Personal information
- Full name: James John Murphy McDonogh
- Born: 13 April 1871 Killarney, Ireland
- Died: 26 January 1912 (aged 40) Philadelphia, Pennsylvania, United States
- Batting: Unknown
- Bowling: Unknown

Domestic team information
- 1908/09: Europeans (India)

Career statistics
| Competition | First-class |
| Matches | 6 |
| Runs scored | 203 |
| Batting average | 18.45 |
| 100s/50s | –/2 |
| Top score | 86 |
| Balls bowled | 618 |
| Wickets | 10 |
| Bowling average | 25.70 |
| 5 wickets in innings | – |
| 10 wickets in match | – |
| Best bowling | 4/53 |
| Catches/stumpings | 3/– |
- Source: ESPNcricinfo, 30 November 2018

= James McDonogh =

Irish cricketer

James John Murphy McDonogh (13 April 1871 - 26 January 1912) was an Irish first-class cricketer.

McDonogh was born at Killarney in County Kerry in April 1871. His debut in first-class cricket came in New Zealand for the North Island against a touring New South Wales team at Wellington in February 1894. His next appearances in first-class cricket came nearly a decade later in British India, when he played two matches for the Europeans against the Parsees in 1903. Emigrating to the United States, McDonogh later played three first-class matches for the Gentlemen of Philadelphia against Jamaica during their 1908–09 tour of Jamaica.
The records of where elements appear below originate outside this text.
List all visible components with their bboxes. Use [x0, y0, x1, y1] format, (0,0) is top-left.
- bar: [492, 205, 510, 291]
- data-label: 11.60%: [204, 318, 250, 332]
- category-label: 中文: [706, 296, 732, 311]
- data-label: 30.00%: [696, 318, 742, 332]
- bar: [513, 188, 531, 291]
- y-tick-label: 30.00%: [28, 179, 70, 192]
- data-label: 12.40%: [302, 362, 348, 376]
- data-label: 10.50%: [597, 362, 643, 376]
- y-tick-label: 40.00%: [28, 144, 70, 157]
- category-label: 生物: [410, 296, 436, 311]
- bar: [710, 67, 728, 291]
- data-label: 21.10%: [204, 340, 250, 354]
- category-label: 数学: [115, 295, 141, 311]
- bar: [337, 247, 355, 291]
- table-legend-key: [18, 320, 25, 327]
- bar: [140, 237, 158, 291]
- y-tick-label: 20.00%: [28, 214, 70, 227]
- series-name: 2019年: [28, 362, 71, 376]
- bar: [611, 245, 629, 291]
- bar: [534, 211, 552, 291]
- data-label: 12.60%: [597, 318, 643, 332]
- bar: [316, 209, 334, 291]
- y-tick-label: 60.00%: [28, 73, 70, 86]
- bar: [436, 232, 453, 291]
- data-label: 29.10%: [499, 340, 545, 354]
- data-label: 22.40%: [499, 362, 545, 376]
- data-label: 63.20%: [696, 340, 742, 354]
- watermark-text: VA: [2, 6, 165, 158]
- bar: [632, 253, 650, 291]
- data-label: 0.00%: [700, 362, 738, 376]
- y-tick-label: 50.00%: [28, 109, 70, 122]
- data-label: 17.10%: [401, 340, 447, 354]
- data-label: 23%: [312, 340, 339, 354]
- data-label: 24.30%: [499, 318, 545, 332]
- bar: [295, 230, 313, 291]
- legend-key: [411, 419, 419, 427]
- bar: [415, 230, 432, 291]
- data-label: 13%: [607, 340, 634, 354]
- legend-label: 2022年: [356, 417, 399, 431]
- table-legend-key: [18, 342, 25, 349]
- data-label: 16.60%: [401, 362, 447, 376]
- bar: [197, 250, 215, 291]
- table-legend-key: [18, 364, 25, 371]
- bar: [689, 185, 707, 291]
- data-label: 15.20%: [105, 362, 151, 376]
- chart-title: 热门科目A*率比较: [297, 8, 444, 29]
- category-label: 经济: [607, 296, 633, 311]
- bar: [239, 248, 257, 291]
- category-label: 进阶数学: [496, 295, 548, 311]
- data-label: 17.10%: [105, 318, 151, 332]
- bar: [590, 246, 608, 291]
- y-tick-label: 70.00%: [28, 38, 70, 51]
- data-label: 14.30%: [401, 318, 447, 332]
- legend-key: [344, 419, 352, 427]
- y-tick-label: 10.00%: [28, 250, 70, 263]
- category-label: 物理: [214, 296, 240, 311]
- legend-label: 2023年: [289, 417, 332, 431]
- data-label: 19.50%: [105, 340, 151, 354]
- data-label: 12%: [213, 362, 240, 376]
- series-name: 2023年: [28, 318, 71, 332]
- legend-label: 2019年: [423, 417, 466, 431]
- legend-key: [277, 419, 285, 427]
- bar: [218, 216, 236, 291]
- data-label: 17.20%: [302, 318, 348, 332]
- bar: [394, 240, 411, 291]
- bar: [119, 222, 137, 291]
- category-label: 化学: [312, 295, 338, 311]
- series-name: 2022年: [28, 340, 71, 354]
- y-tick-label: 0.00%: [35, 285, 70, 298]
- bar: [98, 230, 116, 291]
Across six first-class matches, McDonogh scored 203 runs at an average of 18.45, with a highest score of 86. This score, one of two half-centuries he made, came for the Gentlemen of Philadelphia against Jamaica. With the ball, he took 10 wickets at a bowling average of 25.70, with best innings figures of 4/53. He died at Philadelphia in January 1912.